Computed Join
A Computed Join Container allows you to combine data from two containers, which can be from the same source datastore or different source datastores (e.g., a database table vs. a file system container). You can choose the join type (Inner, Left, Right, or Full Outer) and apply transformations, filters, and custom queries to the joined result. This feature is useful when you want to:
-
Merge information from multiple source datastores into a single dataset.
-
Perform cross-datastore analysis (e.g., JDBC tables with DFS files).
-
Apply Spark SQL transformations and filters on top of the joined data.
Let's get started 🚀
How It Works
The Add Computed Join form consists of:
REF. | FIELDS | DESCRIPTION |
---|---|---|
1 | Name | The unique name for your computed join container. |
2 | Join Type | Choose one of the following: • Inner Join: Keeps only rows with matching keys in both containers. • Left Join: Keeps all rows from the left container, matching rows from the right. • Right Join: Keeps all rows from the right container, matching rows from the left. • Full Outer Join: Keeps all rows from both containers. |
3 | Left Reference | • Datastore: Source datastore where the computed join container will be created. • Container: The left container to join. • Field: The key (column) to join on. • Prefix: A label (e.g., left ) applied to all columns from this container. |
4 | Right Reference | • Datastore: Source datastore containing the second container. • Container: The right container to join. • Field: The key (column) to join on. • Prefix: A label (e.g., right ) applied to all columns from this container. |
5 | Select Expression | A list of columns to include in the result.

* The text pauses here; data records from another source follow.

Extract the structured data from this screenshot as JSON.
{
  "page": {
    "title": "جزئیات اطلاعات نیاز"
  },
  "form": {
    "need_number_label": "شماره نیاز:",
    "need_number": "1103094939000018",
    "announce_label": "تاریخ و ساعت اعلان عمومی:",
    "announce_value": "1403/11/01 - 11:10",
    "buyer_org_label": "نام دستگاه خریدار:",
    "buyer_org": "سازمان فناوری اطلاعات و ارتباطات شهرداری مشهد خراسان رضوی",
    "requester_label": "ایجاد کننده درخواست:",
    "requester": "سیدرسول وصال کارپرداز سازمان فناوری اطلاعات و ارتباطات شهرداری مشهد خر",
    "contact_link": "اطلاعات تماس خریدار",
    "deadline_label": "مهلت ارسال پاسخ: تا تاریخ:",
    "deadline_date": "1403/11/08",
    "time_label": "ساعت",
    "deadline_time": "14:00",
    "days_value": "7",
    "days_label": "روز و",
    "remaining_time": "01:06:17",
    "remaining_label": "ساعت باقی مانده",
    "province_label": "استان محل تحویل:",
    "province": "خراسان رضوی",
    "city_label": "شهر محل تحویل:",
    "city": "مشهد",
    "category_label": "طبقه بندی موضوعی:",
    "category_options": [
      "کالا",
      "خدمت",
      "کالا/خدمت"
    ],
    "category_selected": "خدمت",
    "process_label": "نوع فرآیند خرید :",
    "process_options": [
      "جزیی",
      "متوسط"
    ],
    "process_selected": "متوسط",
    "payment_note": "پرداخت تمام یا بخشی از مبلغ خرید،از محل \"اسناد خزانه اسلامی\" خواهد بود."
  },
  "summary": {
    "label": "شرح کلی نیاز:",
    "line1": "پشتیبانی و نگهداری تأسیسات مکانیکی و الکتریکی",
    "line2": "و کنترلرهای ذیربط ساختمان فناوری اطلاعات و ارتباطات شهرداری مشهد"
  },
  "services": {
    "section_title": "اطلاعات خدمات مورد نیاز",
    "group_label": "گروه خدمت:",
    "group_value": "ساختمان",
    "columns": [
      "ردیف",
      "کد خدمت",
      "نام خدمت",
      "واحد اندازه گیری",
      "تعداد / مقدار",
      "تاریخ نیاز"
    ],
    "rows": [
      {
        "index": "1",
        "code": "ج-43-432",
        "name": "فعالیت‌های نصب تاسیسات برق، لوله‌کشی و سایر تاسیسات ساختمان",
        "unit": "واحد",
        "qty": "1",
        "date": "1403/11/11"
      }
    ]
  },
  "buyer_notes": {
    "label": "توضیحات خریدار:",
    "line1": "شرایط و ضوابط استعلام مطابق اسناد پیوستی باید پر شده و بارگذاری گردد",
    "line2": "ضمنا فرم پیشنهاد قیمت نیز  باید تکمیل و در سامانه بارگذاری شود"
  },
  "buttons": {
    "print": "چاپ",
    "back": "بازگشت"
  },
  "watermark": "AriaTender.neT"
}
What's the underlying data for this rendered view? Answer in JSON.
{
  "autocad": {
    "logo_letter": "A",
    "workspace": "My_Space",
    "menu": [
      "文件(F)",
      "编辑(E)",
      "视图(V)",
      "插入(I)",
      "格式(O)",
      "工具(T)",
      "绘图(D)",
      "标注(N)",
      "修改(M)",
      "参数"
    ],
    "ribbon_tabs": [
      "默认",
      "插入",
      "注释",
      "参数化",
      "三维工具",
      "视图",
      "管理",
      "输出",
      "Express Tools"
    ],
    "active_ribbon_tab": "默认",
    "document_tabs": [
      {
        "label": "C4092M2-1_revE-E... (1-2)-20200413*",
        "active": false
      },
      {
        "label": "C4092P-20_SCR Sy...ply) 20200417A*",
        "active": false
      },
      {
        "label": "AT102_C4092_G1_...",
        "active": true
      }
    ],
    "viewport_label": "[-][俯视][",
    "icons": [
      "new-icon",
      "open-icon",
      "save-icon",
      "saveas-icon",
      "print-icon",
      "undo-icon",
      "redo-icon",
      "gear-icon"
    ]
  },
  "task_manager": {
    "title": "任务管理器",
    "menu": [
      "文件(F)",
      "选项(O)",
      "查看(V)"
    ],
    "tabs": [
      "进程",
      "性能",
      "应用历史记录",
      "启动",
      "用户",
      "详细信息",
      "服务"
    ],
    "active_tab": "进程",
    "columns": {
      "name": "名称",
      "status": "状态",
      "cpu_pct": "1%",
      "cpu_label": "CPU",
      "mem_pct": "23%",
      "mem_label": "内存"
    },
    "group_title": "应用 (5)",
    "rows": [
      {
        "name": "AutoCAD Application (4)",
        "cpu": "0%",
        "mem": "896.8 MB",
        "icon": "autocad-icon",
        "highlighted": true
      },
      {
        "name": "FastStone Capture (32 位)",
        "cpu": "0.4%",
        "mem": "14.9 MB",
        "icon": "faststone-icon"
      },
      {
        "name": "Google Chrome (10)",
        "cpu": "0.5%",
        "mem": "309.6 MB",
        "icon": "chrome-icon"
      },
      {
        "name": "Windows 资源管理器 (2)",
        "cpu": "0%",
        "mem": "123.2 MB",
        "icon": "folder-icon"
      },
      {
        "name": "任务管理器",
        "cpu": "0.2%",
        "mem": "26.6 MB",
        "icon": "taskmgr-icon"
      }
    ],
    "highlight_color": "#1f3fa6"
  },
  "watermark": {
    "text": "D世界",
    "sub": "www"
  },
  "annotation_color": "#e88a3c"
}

Columns are automatically prefixed (e.g., left_name , right_name ) to avoid conflicts. |
6 | Filter Clause (WHERE) | Additional filters applied to the join result. |
Example Use Case
Scenario
We want to join:
- Left Container: customers
- Right Container: orders
- Join Key: customer_id
- Join Type: Left Join
- Prefixes: cust_ and order_
Input Tables
customers
customer_id | name | city |
---|---|---|
1 | Alice | Berlin |
2 | Bob | London |
3 | Charlie | Paris |
orders
order_id | customer_id | product |
---|---|---|
101 | 1 | Laptop |
102 | 1 | Mouse |
103 | 2 | Keyboard |
Joined Result (Left Join)
cust_customer_id | cust_name | cust_city | order_order_id | order_product |
---|---|---|---|---|
1 | Alice | Berlin | 101 | Laptop |
1 | Alice | Berlin | 102 | Mouse |
2 | Bob | London | 103 | Keyboard |
3 | Charlie | Paris | NULL | NULL |
Visual Diagram
+------------+ +--------+
| customers | LEFT JOIN | orders |
+------------+ <-------------> +--------+
| |
+-- customer_id = customer_id --+
API Example
Endpoint
Post: /api/containers
Expected response: 200 OK
{
"container_type": "computed_join",
"name": "customer_orders_join",
"select_clause": "cust_customer_id, cust_name, cust_city, order_order_id, order_product",
"where_clause": null,
"left_join_field_name": "customer_id",
"left_prefix": "cust",
"right_join_field_name": "customer_id",
"right_prefix": "order",
"join_type": "left",
"left_container_id": 101,
"right_container_id": 202
}
Tips
- Always set prefixes to avoid column name collisions.
- Use Select Expression to choose only the columns you need.
- Apply Filter Clause for better performance by reducing unnecessary data.
- Test the join type with sample data to verify expected behavior.